Nevertheless, they say, it was a large study with a robust analytical approach, and the results were similar after testing a range of alternative approaches to analyses.
On average, physical distancing measures were first implemented nine days after the first reported case. However, some countries took longer, including Thailand (58 days), Australia (51), Canada (46), Sri Lanka and the UK (45), Finland and Malaysia (42), and Cambodia, Sweden, and the US (40).
In combination with school and workplace closures, restriction on mass gatherings appear to be a key component associated with a decrease in COVID-19, the study suggests.

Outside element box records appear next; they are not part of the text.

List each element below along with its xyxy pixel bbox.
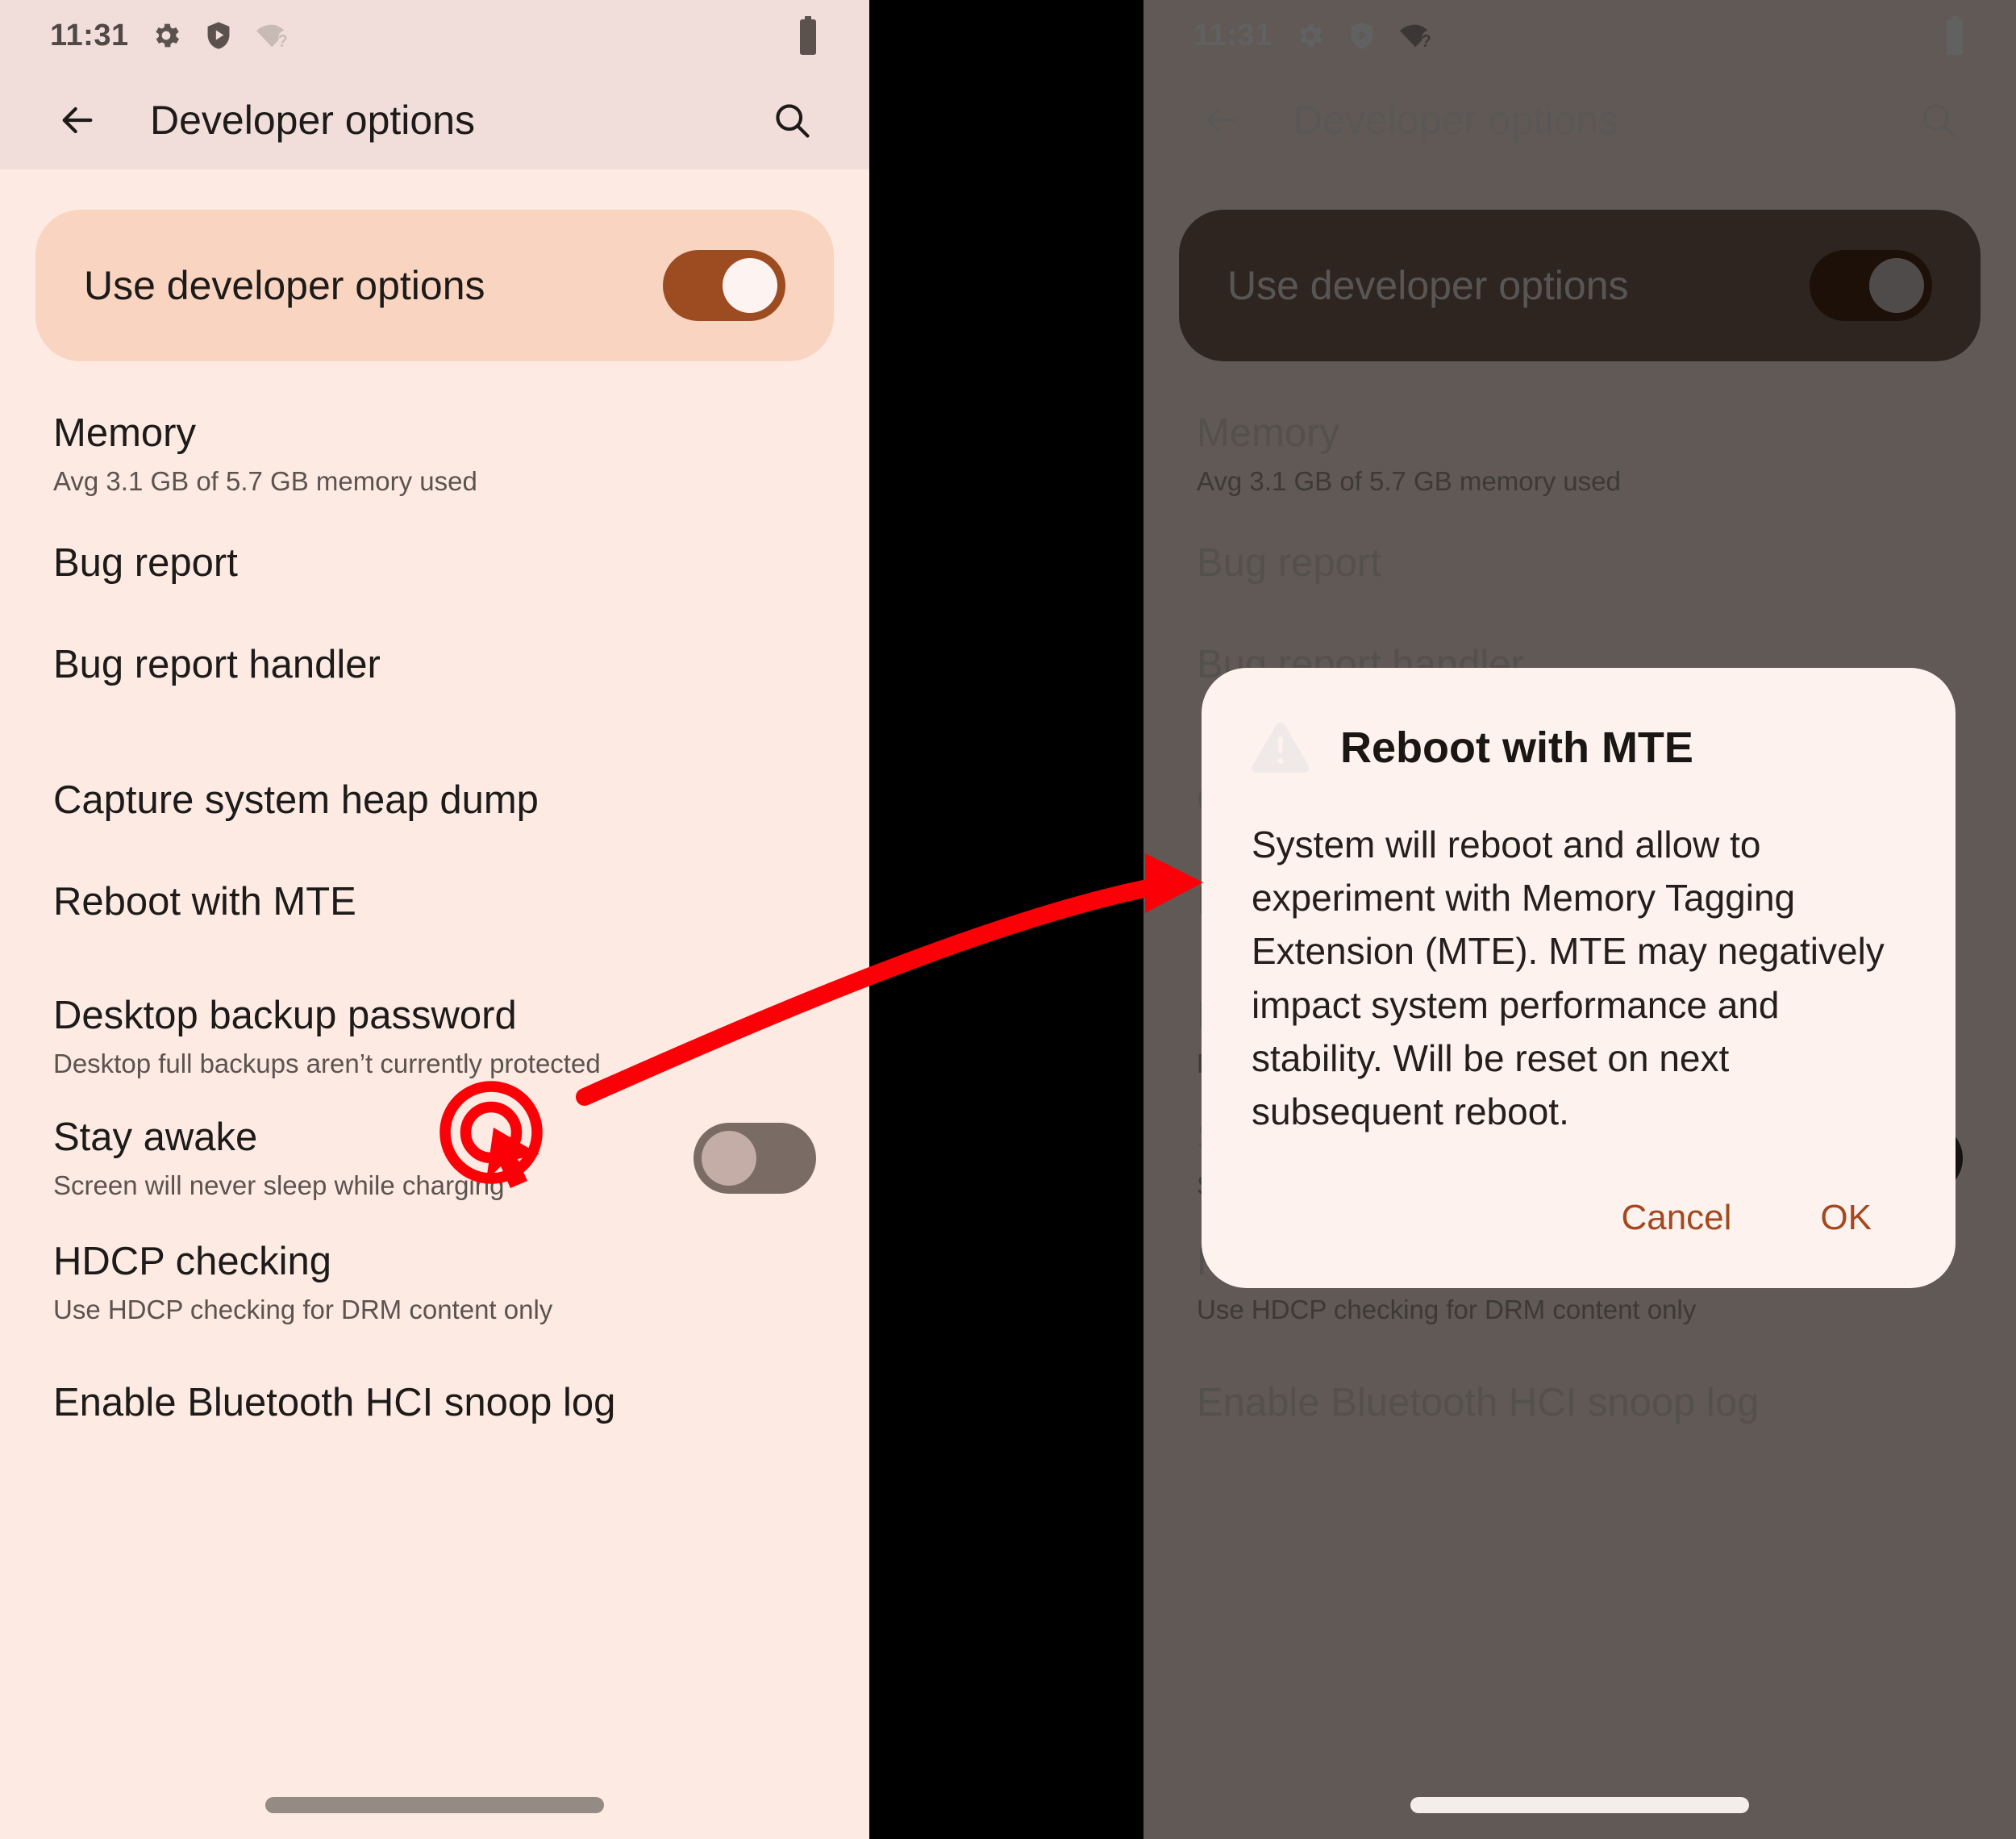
use-developer-options-card[interactable]: Use developer options — [35, 210, 834, 361]
list-item-subtitle: Use HDCP checking for DRM content only — [53, 1295, 553, 1325]
home-indicator[interactable] — [265, 1797, 604, 1813]
wifi-question-icon — [256, 24, 287, 48]
list-item-desktop-backup-password[interactable]: Desktop backup password Desktop full bac… — [0, 994, 869, 1079]
search-button[interactable] — [1908, 90, 1969, 151]
list-item-title: Bug report handler — [53, 643, 381, 687]
list-item-title: Bug report — [53, 541, 238, 586]
app-bar: Developer options — [1143, 71, 2016, 169]
list-item-subtitle: Desktop full backups aren’t currently pr… — [53, 1049, 601, 1079]
settings-content: Use developer options Memory Avg 3.1 GB … — [0, 210, 869, 1445]
list-item-bug-report[interactable]: Bug report — [1143, 521, 2016, 605]
phone-screen-before: 11:31 Developer options Use developer op… — [0, 0, 869, 1839]
list-item-bug-report-handler[interactable]: Bug report handler — [0, 623, 869, 707]
page-title: Developer options — [1293, 98, 1619, 143]
list-item-memory[interactable]: Memory Avg 3.1 GB of 5.7 GB memory used — [1143, 411, 2016, 497]
click-target-cursor-icon — [439, 1081, 543, 1188]
list-item-enable-bluetooth-hci-snoop-log[interactable]: Enable Bluetooth HCI snoop log — [0, 1362, 869, 1445]
status-bar-right — [1942, 16, 2016, 55]
search-icon — [776, 104, 810, 138]
use-developer-options-label: Use developer options — [1227, 263, 1629, 308]
status-bar-icons — [150, 19, 290, 52]
list-item-title: HDCP checking — [53, 1240, 331, 1284]
cancel-button[interactable]: Cancel — [1600, 1182, 1752, 1254]
status-bar-right — [795, 16, 869, 55]
list-item-title: Desktop backup password — [53, 994, 517, 1038]
list-item-enable-bluetooth-hci-snoop-log[interactable]: Enable Bluetooth HCI snoop log — [1143, 1362, 2016, 1445]
search-icon — [1922, 104, 1956, 138]
back-button[interactable] — [1190, 90, 1252, 151]
warning-triangle-icon — [1252, 723, 1310, 773]
toggle-thumb — [723, 258, 777, 313]
reboot-with-mte-dialog: Reboot with MTE System will reboot and a… — [1202, 668, 1956, 1289]
list-item-title: Stay awake — [53, 1115, 258, 1159]
dialog-body: System will reboot and allow to experime… — [1252, 824, 1885, 1133]
battery-charging-icon — [1947, 16, 1963, 55]
app-bar: Developer options — [0, 71, 869, 169]
list-item-title: Memory — [53, 411, 196, 455]
wifi-question-icon — [1399, 24, 1431, 48]
list-item-capture-system-heap-dump[interactable]: Capture system heap dump — [0, 758, 869, 842]
list-item-memory[interactable]: Memory Avg 3.1 GB of 5.7 GB memory used — [0, 411, 869, 497]
toggle-thumb — [702, 1131, 756, 1186]
list-item-reboot-with-mte[interactable]: Reboot with MTE — [0, 860, 869, 944]
settings-list: Memory Avg 3.1 GB of 5.7 GB memory used … — [0, 411, 869, 1445]
list-item-subtitle: Avg 3.1 GB of 5.7 GB memory used — [1197, 465, 1621, 496]
use-developer-options-toggle[interactable] — [663, 250, 785, 321]
list-item-title: Bug report — [1197, 541, 1381, 586]
status-bar-icons — [1293, 19, 1434, 52]
list-item-subtitle: Use HDCP checking for DRM content only — [1197, 1295, 1697, 1325]
back-arrow-icon — [1206, 106, 1236, 134]
dialog-header: Reboot with MTE — [1252, 721, 1906, 774]
home-indicator[interactable] — [1410, 1797, 1749, 1813]
list-item-subtitle: Screen will never sleep while charging — [53, 1170, 505, 1200]
search-button[interactable] — [761, 90, 823, 151]
battery-charging-icon — [800, 16, 816, 55]
list-item-title: Reboot with MTE — [53, 880, 356, 924]
dialog-actions: Cancel OK — [1252, 1182, 1906, 1254]
back-arrow-icon — [62, 106, 93, 134]
list-item-bug-report[interactable]: Bug report — [0, 521, 869, 605]
shield-play-icon — [1351, 22, 1373, 49]
list-item-subtitle: Avg 3.1 GB of 5.7 GB memory used — [53, 465, 477, 496]
stay-awake-toggle[interactable] — [694, 1123, 816, 1195]
status-bar-clock: 11:31 — [50, 18, 129, 52]
gear-icon — [155, 23, 179, 48]
screenshot-stage: 11:31 Developer options Use developer op… — [0, 0, 2016, 1839]
use-developer-options-card[interactable]: Use developer options — [1179, 210, 1981, 361]
list-item-title: Memory — [1197, 411, 1339, 455]
status-bar-clock: 11:31 — [1193, 18, 1272, 52]
use-developer-options-label: Use developer options — [84, 263, 485, 308]
page-title: Developer options — [150, 98, 476, 143]
ok-button[interactable]: OK — [1799, 1182, 1893, 1254]
status-bar: 11:31 — [1143, 0, 2016, 71]
use-developer-options-toggle[interactable] — [1810, 250, 1932, 321]
list-item-hdcp-checking[interactable]: HDCP checking Use HDCP checking for DRM … — [0, 1240, 869, 1325]
dialog-title: Reboot with MTE — [1340, 724, 1693, 772]
shield-play-icon — [207, 22, 230, 49]
list-item-title: Capture system heap dump — [53, 778, 539, 823]
gear-icon — [1298, 23, 1322, 48]
list-item-title: Enable Bluetooth HCI snoop log — [53, 1381, 616, 1425]
list-item-stay-awake[interactable]: Stay awake Screen will never sleep while… — [0, 1115, 869, 1201]
back-button[interactable] — [47, 90, 108, 151]
panel-divider — [869, 0, 1143, 1839]
list-item-title: Enable Bluetooth HCI snoop log — [1197, 1381, 1760, 1425]
toggle-thumb — [1869, 258, 1924, 313]
status-bar: 11:31 — [0, 0, 869, 71]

Closure of public transport was not associated with any additional reduction when the other four physical distancing measures were in place, likely as a result of fewer people using public transport.
The reduction in incidence was greater in high income countries (higher GDP per capita), those with an older population (higher proportion aged 65 or over), and those with stronger preparedness for the pandemic (country health security index).
As the pandemic continues to evolve, “it will be crucial to repeat and extend this analysis to assess the impacts of interventions in the longer term, as well as to study combinations and sequencing of the lifting of physical distancing restrictions,” the researchers say.